Connecting Agriculture with the Community
The following is a commentary from Warren Beeler, Executive Director of the Governor's Office of Ag Policy. GOAP is the administrator of the Kentucky Agricultural Development Board, which has granted funds to our programming for the past four years. We thank him for the mention!
After finishing a wonderful Kentucky State Fair, I must congratulate the Kentucky State Fair Board and David Beck for the positive changes made in highlighting agriculture.
I continue to receive emails and calls about how magnificent AgLand was in the south wing along with the Champion Drive that spotlighted so many young people with their livestock projects. Change can be hard with many detractors, but this year’s changes put the emphasis back on agriculture and kids.
I raised my kids showing livestock at the fair. I only wish they could have experienced what those 60+ junior exhibitors felt at the Champion Drive.
Displaying agriculture is what we must do to reconnect with the public. In agriculture, we do a great job of farming but we do a pitiful job of telling people about it. I have heard Commissioner Quarles say that 40 percent of the public think that chocolate milk comes from brown cows. We must do more to tell our story.
That said, Kentucky currently has quite a handful of wonderful agricultural education projects. For example, Kentucky Agriculture and Environment in the Classroom is so valuable to the future of our industry because it teaches agricultural literacy and points out where our food comes from.
Jennifer Elwell is an amazing teacher with a passion and expertise to incorporate agriculture into a myriad of lesson plans. The Kentucky Department of Agriculture’s three mobile classroom trailers bring a farm field trip right to the steps of the school.
Daniel and Danielle Hayden’s new poultry educational center in Ohio County opens the door so the public can see that we are producing agricultural products at the highest level, all while being great stewards of the land, water and animals.
In Daviess County, Suzanne White’s Cecil Farms is making efforts to teach horticulture from seed to retail. These are all ventures to communicate where our food comes from and the methods required in producing, processing and selling.

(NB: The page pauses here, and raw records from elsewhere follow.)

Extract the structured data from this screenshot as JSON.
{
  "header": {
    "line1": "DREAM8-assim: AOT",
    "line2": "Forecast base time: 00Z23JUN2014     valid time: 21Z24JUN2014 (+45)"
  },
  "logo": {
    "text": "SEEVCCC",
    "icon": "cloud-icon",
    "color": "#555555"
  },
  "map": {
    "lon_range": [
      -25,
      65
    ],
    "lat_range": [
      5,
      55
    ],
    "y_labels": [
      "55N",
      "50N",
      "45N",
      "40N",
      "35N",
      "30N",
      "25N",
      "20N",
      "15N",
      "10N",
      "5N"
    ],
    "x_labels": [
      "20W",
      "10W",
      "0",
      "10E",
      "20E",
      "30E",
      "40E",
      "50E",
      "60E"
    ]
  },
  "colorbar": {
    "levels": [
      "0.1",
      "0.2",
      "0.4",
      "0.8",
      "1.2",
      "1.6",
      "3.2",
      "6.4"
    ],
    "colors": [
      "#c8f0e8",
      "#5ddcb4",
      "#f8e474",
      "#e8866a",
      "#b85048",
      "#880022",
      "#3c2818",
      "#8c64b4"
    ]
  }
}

I recently visited the Frazier History Museum in downtown Louisville. I was delighted to witness most of the third floor dedicated to the evolution of agriculture as related to bourbon.
Downtown Louisville is a great place to reconnect the public with agriculture. While we have wonderful projects like these mentioned, it is not enough. We need more people telling our story clearly and convincingly as we grow, adapt and change in agriculture. A wonderful project that is doing this is the Kentucky Agricultural Leadership Program, which graduates 20 outstanding spokespersons for Kentucky ag every three years.

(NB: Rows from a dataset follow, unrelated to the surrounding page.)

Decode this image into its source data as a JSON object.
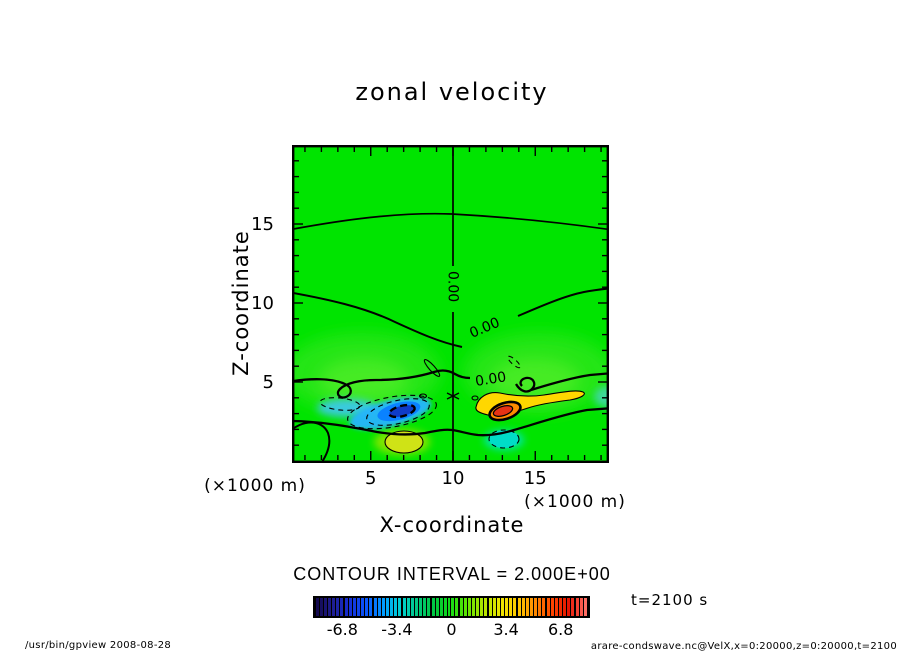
{
  "chart_data": {
    "type": "heatmap",
    "subtype": "filled contour plot with line contours (gpview / Dennou DCL style)",
    "title": "zonal velocity",
    "xlabel": "X-coordinate",
    "ylabel": "Z-coordinate",
    "x_unit_label": "(×1000 m)",
    "y_unit_label": "(×1000 m)",
    "xlim": [
      0,
      20
    ],
    "ylim": [
      0,
      20
    ],
    "x_major_ticks": [
      5,
      10,
      15
    ],
    "y_major_ticks": [
      5,
      10,
      15
    ],
    "minor_tick_step": 1,
    "grid": false,
    "contour_interval": 2.0,
    "contour_interval_label": "CONTOUR INTERVAL = 2.000E+00",
    "zero_label": "0.00",
    "contour_labels": [
      "0.00",
      "0.00",
      "0.00"
    ],
    "time_label": "t=2100 s",
    "colorbar": {
      "orientation": "horizontal",
      "legend_position": "bottom-center",
      "range": [
        -8.5,
        8.5
      ],
      "tick_values": [
        -6.8,
        -3.4,
        0,
        3.4,
        6.8
      ],
      "tick_labels": [
        "-6.8",
        "-3.4",
        "0",
        "3.4",
        "6.8"
      ],
      "color_stops": [
        "#140a50",
        "#1e1e96",
        "#1432dc",
        "#0a5aff",
        "#00a0ff",
        "#00d2d2",
        "#00c87d",
        "#00c83c",
        "#14dc14",
        "#64e600",
        "#b4e600",
        "#f0e600",
        "#ffc800",
        "#ff8c00",
        "#ff4600",
        "#e61400",
        "#ff6e64"
      ]
    },
    "field_features": [
      {
        "label": "negative anomaly core (blue)",
        "x": 6.8,
        "z": 3.2,
        "approx_value": -7.5
      },
      {
        "label": "positive anomaly core (red/orange)",
        "x": 13.2,
        "z": 3.2,
        "approx_value": 7.5
      },
      {
        "label": "vertical 0.00 contour (symmetry axis)",
        "x": 10
      },
      {
        "label": "wavy 0.00 contour near z=15 spanning full width"
      },
      {
        "label": "labeled 0.00 contour dipping from z=10 at edges toward z=7 at center"
      },
      {
        "label": "secondary yellow-green maximum below blue core",
        "x": 6.9,
        "z": 1.4
      },
      {
        "label": "secondary cyan minimum below red core",
        "x": 13.0,
        "z": 1.5
      }
    ],
    "colors": {
      "plot_background": "#00e400",
      "light_green_wash": "#55ee2a",
      "negative_outer": "#28b4ff",
      "negative_mid": "#0a82ff",
      "negative_core": "#0f3cc8",
      "positive_outer": "#ffd700",
      "positive_mid": "#ff8c00",
      "positive_core": "#e63214",
      "contour_line": "#000000"
    }
  },
  "footer": {
    "left": "/usr/bin/gpview  2008-08-28",
    "right": "arare-condswave.nc@VelX,x=0:20000,z=0:20000,t=2100"
  }
}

Most of these projects mentioned are funded in part with the tobacco settlement funds. Just another avenue where these funds are working proactively for Kentucky Agriculture.

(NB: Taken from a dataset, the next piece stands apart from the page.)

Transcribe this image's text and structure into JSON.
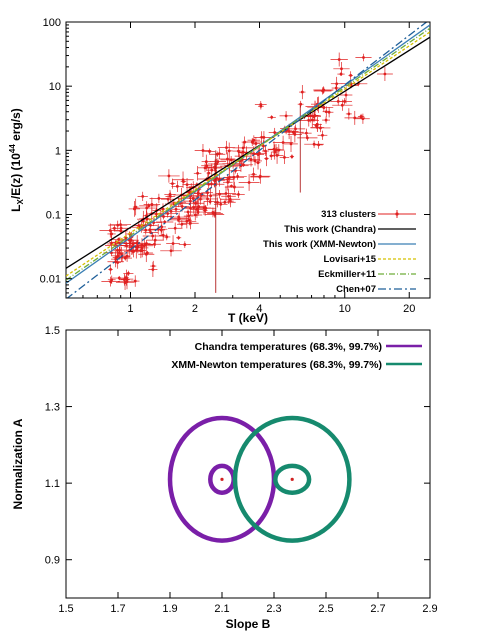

Our message is this – we are doing agriculture better than any time in history and in large part the tobacco settlement fund have been the seed for investment and improvement. We are producing more with less, achieving outstanding yields and at the same time improving soil texture, fertility and health.
We are utilizing water as the most important ingredient in life by monitoring, conserving and networking quality and quantity. Right now, our livestock are genetically and nutritionally improved and animal comfort and care is at the highest levels ever.
We have never done agriculture so well and yet we learn something every day that requires us to adapt or change. Our problem is that no one knows this but us. We have to do better telling our story.